Kodak also potently meshed feelings of longing and nostalgia into their discourse, as in this advertisement:

Time works quick changes in the growing girl. Pig-tails and short skirts are soon forgotten in the maturer charm of the debutante. Sometimes though you will ache for a picture of her just as she romped in the school or play. Think how she would like one too, in the after years-to show her friends and possibly her children. ("There's a Photographer")

The discourse weaves a potent emotional mix designed to resonate with a mother-her children will grow up quickly and at times she will ache for the toddler her child once was. Without a photograph she has denied herself the solace of owning tangible visual evidence of the infant child she once cradled in her arms. And by not capturing the childhood moment she is selfishly denying her daughter the pleasure of owning and sharing the visual evidence of her childhood. The implication is clear-the mother owes it to herself and to her children to capture their childhood moments.

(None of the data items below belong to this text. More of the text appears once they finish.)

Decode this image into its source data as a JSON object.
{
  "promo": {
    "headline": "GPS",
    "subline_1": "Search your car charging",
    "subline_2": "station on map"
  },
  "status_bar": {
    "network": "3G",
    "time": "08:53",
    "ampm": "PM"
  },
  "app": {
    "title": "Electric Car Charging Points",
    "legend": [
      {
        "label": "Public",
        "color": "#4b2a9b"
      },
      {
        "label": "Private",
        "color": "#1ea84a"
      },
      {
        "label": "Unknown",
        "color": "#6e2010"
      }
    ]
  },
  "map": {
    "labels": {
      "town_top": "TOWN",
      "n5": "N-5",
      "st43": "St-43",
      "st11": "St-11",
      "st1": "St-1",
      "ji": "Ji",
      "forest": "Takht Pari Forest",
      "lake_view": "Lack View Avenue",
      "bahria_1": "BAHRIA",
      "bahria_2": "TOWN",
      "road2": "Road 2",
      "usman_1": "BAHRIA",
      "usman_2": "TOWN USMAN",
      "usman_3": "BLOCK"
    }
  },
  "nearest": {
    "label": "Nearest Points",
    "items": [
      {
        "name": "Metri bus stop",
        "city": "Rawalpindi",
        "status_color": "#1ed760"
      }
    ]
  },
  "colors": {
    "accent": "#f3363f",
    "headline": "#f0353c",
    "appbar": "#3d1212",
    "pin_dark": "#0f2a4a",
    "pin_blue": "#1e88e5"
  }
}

The universal effectiveness of Kodak's discourses in influencing consu­mer practice speaks directly to Michel Foucault's position that it is through discourse that human subjectivity is created. Foucault understands discourse as the conjunction of ·power and knowledge. For Foucault, discourses are "practices that systematically form the objects of which they speak [ ... ] Discourses are not about objects; they do not identify objects, they constitute them and in the practice of doing so conceal their own intervention" (Archae­ology 54; "What Is an Author" 113-38). For those of us born in the pre­digital age, our mothers (and others) in capturing our childhood selves in fact captured our Kodak selves, a distorted, cliched view of our early life experi­ences and imbued the snapshot images of our early years with a sentimental­ity and nostalgia -that has played an influential role in our adult constructions of our childhood selves.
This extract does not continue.